ROSTOV-ON-DON REGION, RUSSIA - SEPTEMBER 5, 2019: T-72B3 battle tank fires during military exercises in battle tank shooting and cross-country driving held by the Russian tank troops at the Kadamovsky firing range. Valery Matytsin/TASS (Photo by Valery Matytsin\TASS via Getty Images)Możliwy atak Rosji na Ukrainę. Ekspert z USA: To kwestia tygodni, nie dni
Źródło zdjęć: © GETTY, Valery Matytsin/TASS | Valery Matytsin
Rafał Mrowicki

Jeszcze w grudniu analitycy ISW uznawali, że ponowne wtargnięcie rosyjskich wojsk na Ukrainę jest mało prawdopodobne. Jak przyznaje w rozmowie z PAP Mason Clark, szef zespołu ds. Rosji, sytuacja przy granicach zmusiła ich do zmiany swojej oceny.

- Choć nadal uważamy, że inwazja na dużą skalę jest mało prawdopodobna ze względu na wysokie koszty - zarówno ludzkie, jak i ekonomiczne - to oceniamy, że istnieje wysokie prawdopodobieństwo, że rosyjskie wojska otwarcie wkroczą do Donbasu do końca lutego - mówi Clark.

"Igrzyska mogą mieć wpływ na czas operacji"

Jak dodaje, choć zebrane w regionie siły wystarczają do podjęcia działań już teraz, prawdopodobnie to wciąż kwestia tygodni, biorąc pod uwagę m.in. ciągle dojeżdżające na miejsce posiłki.

- Po prostu nie widzieliśmy jeszcze wystarczająco wielu znaków wskazujących, że to miałoby nastąpić w przeciągu tygodnia - powiedział analityk. Jak dodał, choć rozpoczynające się 4 lutego igrzyska olimpijskie w Pekinie mogą mieć pewien wpływ na czas ewentualnej operacji, raczej nie odwiodą Rosji od jej decyzji o ataku.

Zobacz także: Wojna na Ukrainie jest PiS na rękę? "To nie brzmi nieprawdopodobnie"

Wojska wkroczą do Donbasu?

Według waszyngtońskiego think-tanku, na donbaski kierunek operacji - tzn. otwarte wkroczenie wojsk na okupowane tereny pod pretekstem np. ochrony obywateli Rosji - wskazuje kilka czynników.

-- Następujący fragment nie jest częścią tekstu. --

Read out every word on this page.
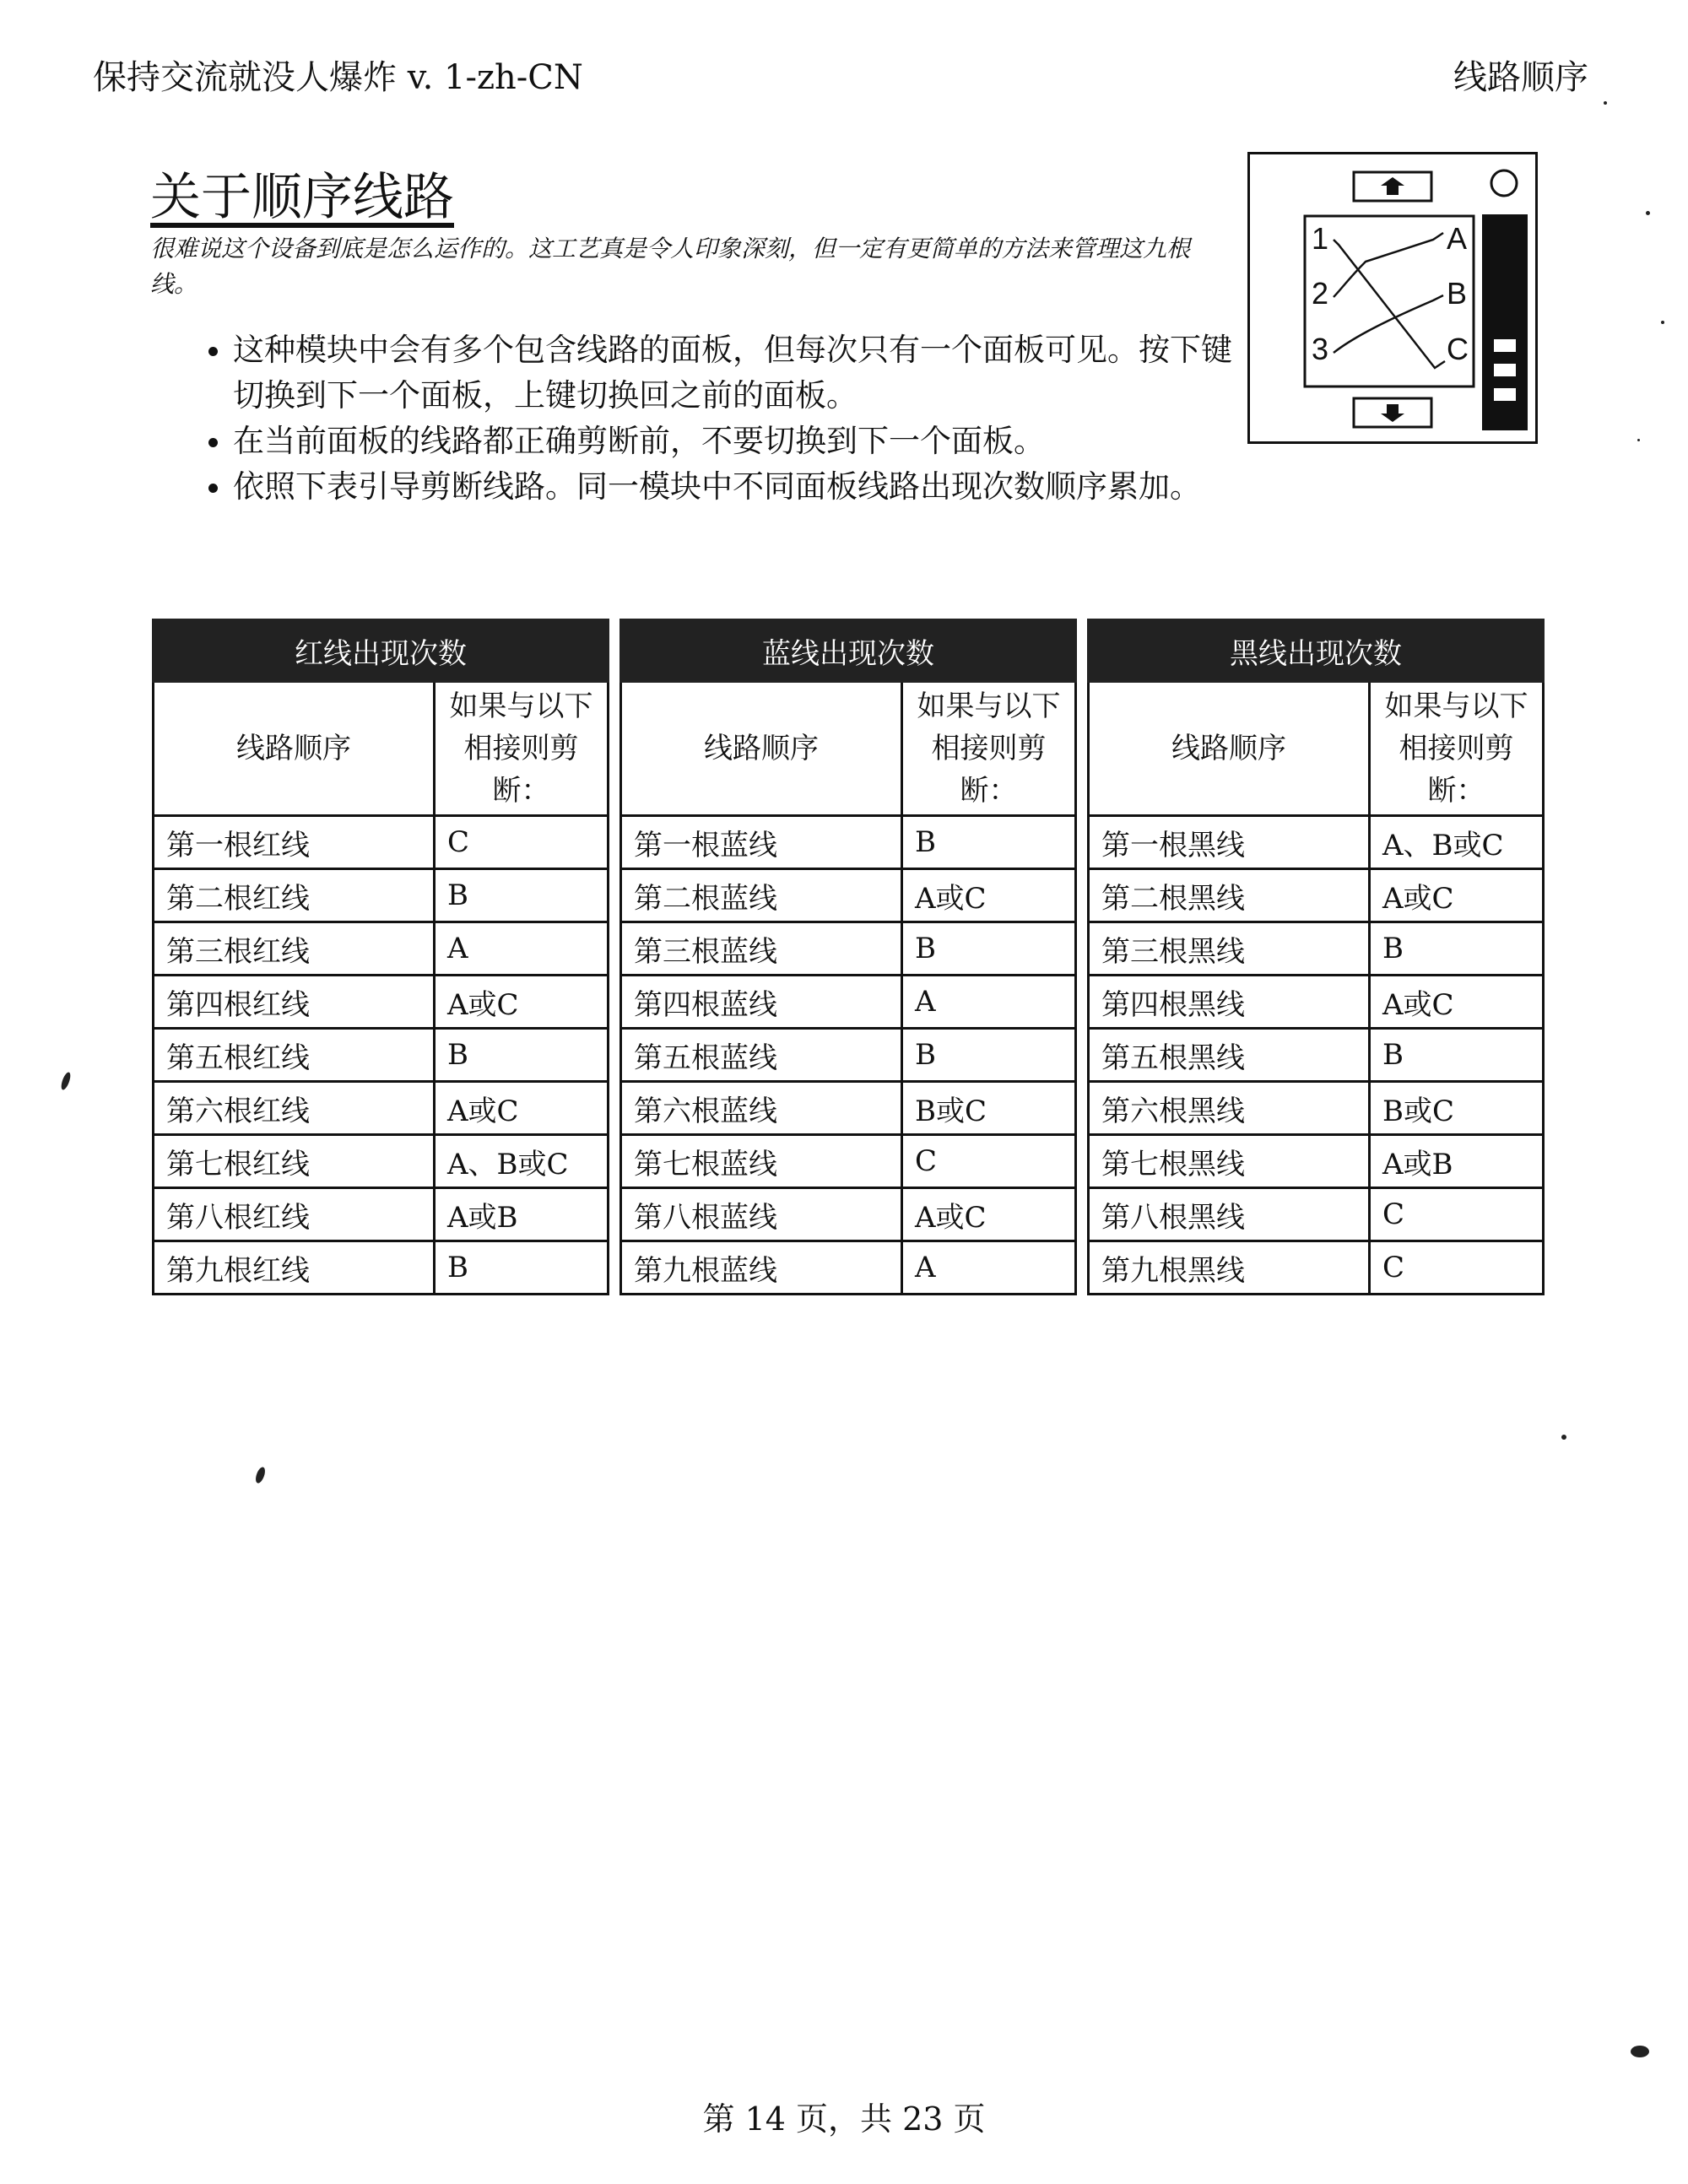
保持交流就没人爆炸 v. 1-zh-CN	线路顺序
关于顺序线路
很难说这个设备到底是怎么运作的。这工艺真是令人印象深刻，但一定有更简单的方法来管理这九根线。
• 这种模块中会有多个包含线路的面板，但每次只有一个面板可见。按下键切换到下一个面板，上键切换回之前的面板。
• 在当前面板的线路都正确剪断前，不要切换到下一个面板。
• 依照下表引导剪断线路。同一模块中不同面板线路出现次数顺序累加。
1
2
3
A
B
C
红线出现次数	
线路顺序	如果与以下相接则剪断：
第一根红线	C
第二根红线	B
第三根红线	A
第四根红线	A或C
第五根红线	B
第六根红线	A或C
第七根红线	A、B或C
第八根红线	A或B
第九根红线	B
蓝线出现次数	
线路顺序	如果与以下相接则剪断：
第一根蓝线	B
第二根蓝线	A或C
第三根蓝线	B
第四根蓝线	A
第五根蓝线	B
第六根蓝线	B或C
第七根蓝线	C
第八根蓝线	A或C
第九根蓝线	A
黑线出现次数	
线路顺序	如果与以下相接则剪断：
第一根黑线	A、B或C
第二根黑线	A或C
第三根黑线	B
第四根黑线	A或C
第五根黑线	B
第六根黑线	B或C
第七根黑线	A或B
第八根黑线	C
第九根黑线	C
第 14 页，共 23 页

Siły skoncentrowane w Południowym Okręgu Wojskowym, tj. najbliżej Donbasu, są obecnie w wyższym stopniu gotowości i organizacji niż te zgromadzone na północny wschód od granic Ukrainy, gdzie wciąż brakuje kluczowych elementów i gdzie siły są bardziej rozrzucone. Drugi to działania w przestrzeni informacyjnej, w tym zgłoszony w rosyjskiej Dumie projekt zbrojenia sił separatystów w Donbasie.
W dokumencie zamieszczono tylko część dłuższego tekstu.